仮に他の州に賠償金を払ったとしても,その総額は1.5倍程度

 2002年11月に司法省との和解を成立させたMicrosoftだが,この他にCaliforniaやArizonaなど17州,そしてEU(欧州連合),さらにSun Microsystemsなどライバル企業との個別訴訟まで含め,大小60件あまりの訴訟を抱えていた(関連記事)。今回のCalifornia州での和解が裁判所から承認されれば,数え切れないほどの肩の荷が一つ下りることになる。総額11億ドルの和解金は常識的な感覚では巨額に見えるが,Microsoftの年商284億ドル(そのうち営業利益は119億ドル)に比べれば大したことはない。

 「残りの16州に対し,それぞれ同じくらいの賠償金を払うのは大変ではないか」と思われるかもしれないが,実はそういう計算にはならない。

 なぜならCalifornia州はMicrosoft商品を最も多く買った地域にあたり,全体の40%(商品5000万個/ライセンス)はこの州で購入しているからだ。従って単純に販売個数をベースに和解金を算出した場合,残りの16州には総額で,11億ドルの1・5倍に当たる16億ドルあまりを支払えばいい。これで「手打ち」にできれば,同社としては安いものであろう。

2003年前半の焦点はEUとの係争に

 今回,California州が和解に応じたのは,米国の不況が深刻化し,同州が財政難にあえいでいるからだ。企業や一般消費者への商品券は,一種の「減税」として地域経済を刺激するし,残りの数億ドルが公立学校に寄付されるなら,かなりの教育予算を節約できる。Microsoftは,いわば「第二国庫」のようなものだ。California以外の16州も当然ながら台所事情は苦しく,この機に乗じてMicrosoftは,矢継ぎ早に和解に持ち込む公算が高い。

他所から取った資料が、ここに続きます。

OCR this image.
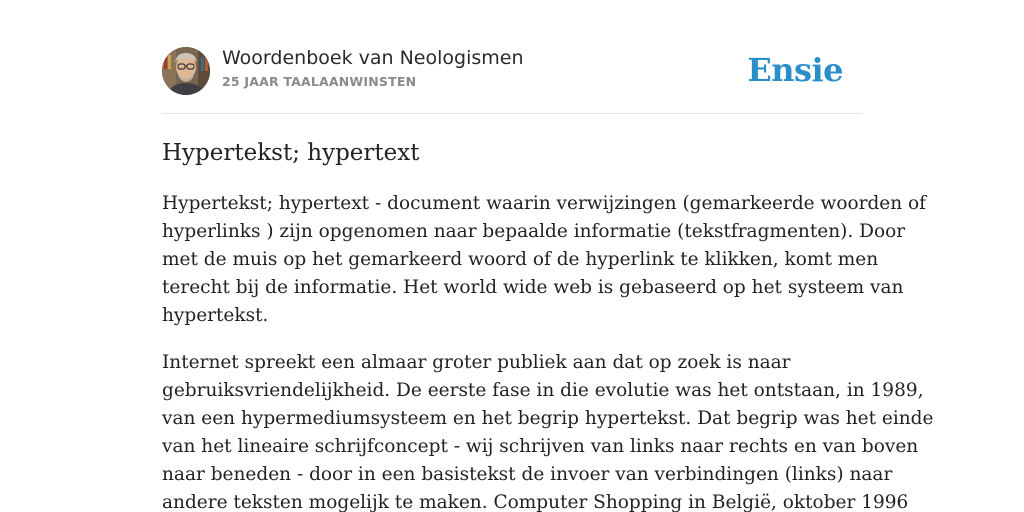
Woordenboek van Neologismen
25 JAAR TAALAANWINSTEN	Ensie
Hypertekst; hypertext

Hypertekst; hypertext - document waarin verwijzingen (gemarkeerde woorden of
hyperlinks ) zijn opgenomen naar bepaalde informatie (tekstfragmenten). Door
met de muis op het gemarkeerd woord of de hyperlink te klikken, komt men
terecht bij de informatie. Het world wide web is gebaseerd op het systeem van
hypertekst.

Internet spreekt een almaar groter publiek aan dat op zoek is naar
gebruiksvriendelijkheid. De eerste fase in die evolutie was het ontstaan, in 1989,
van een hypermediumsysteem en het begrip hypertekst. Dat begrip was het einde
van het lineaire schrijfconcept - wij schrijven van links naar rechts en van boven
naar beneden - door in een basistekst de invoer van verbindingen (links) naar
andere teksten mogelijk te maken. Computer Shopping in België, oktober 1996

 他にSun Microsystemsらと争っている,いわゆる「ミドルウエア」訴訟があるが,これは今のところMicrosoft有利に形勢が傾いている。2002年11月に連邦地裁の判事によって,「Javaを代表とするミドルウエアの売り上げと,Windowsの市場占有率の相関性は薄い」という裁定が下されたからだ。

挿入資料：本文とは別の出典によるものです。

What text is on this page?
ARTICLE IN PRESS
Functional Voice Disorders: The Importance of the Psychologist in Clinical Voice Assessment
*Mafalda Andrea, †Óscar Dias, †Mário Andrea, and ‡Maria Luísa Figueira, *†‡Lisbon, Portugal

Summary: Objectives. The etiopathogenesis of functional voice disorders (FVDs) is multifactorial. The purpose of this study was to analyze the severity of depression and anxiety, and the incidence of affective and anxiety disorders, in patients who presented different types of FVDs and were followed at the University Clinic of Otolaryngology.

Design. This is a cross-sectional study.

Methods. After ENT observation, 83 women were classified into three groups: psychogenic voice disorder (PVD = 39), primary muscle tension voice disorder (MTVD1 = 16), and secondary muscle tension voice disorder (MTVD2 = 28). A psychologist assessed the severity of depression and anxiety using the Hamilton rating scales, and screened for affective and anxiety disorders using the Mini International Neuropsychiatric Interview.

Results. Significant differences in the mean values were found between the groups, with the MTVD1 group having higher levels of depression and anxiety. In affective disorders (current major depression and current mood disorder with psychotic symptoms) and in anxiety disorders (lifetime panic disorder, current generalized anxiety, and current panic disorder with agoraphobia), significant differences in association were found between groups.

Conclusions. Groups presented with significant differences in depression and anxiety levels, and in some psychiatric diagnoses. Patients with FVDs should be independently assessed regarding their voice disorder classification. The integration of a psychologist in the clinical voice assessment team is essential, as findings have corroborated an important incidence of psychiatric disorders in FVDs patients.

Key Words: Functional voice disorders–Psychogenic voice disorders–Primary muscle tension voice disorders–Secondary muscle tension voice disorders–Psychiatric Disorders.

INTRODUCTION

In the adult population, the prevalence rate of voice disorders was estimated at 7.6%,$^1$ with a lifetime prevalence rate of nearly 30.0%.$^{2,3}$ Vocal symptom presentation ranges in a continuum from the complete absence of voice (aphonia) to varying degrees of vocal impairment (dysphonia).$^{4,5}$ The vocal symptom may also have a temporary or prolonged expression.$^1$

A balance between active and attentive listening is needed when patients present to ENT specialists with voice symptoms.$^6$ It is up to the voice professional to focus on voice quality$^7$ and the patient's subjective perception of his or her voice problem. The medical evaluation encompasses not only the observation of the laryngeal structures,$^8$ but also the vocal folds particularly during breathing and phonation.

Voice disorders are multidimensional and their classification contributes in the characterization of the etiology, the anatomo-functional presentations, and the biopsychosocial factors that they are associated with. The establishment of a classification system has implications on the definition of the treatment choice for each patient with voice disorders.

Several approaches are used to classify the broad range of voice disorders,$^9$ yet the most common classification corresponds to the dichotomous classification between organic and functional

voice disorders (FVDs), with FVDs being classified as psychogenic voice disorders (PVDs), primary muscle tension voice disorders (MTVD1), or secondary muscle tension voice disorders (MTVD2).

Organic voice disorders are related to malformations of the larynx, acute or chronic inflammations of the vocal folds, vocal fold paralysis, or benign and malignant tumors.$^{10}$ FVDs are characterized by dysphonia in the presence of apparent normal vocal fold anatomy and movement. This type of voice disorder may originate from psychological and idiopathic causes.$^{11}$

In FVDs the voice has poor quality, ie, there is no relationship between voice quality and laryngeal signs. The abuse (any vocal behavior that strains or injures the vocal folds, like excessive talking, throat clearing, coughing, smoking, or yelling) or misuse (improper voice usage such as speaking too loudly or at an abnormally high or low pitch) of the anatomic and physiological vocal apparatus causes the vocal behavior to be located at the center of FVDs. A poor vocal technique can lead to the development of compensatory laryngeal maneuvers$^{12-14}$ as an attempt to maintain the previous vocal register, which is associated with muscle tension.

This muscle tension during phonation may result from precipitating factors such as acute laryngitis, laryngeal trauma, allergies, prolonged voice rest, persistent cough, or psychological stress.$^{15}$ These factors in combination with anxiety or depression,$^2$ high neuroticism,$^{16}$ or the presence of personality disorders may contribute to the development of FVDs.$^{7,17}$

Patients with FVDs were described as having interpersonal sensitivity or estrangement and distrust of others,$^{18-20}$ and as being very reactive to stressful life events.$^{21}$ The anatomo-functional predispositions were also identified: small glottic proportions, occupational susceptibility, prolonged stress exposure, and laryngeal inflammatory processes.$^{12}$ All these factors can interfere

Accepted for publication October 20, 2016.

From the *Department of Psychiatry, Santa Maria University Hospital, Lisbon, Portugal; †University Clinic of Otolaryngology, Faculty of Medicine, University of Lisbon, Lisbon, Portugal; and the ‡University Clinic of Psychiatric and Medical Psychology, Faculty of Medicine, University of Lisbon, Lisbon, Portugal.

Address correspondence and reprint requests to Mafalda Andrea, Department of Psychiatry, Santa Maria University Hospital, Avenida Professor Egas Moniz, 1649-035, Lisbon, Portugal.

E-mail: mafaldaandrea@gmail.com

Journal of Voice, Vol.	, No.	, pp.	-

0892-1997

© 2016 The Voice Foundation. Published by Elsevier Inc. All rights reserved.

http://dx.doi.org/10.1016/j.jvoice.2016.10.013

 Microsoftが最も懸念しているのは,EUとの係争だろう。欧州の独禁法は米国以上に強く,消費者やライバル企業を保護する。既にEU Competition Commission(競争委員会)の委員らは,「アメリカと我々のケースは全く別物(=2002年11月の「Microsoft分割回避」裁定の影響は受けない)」と釘を刺している。EUの裁定は,2003年前半には下る見通しだ。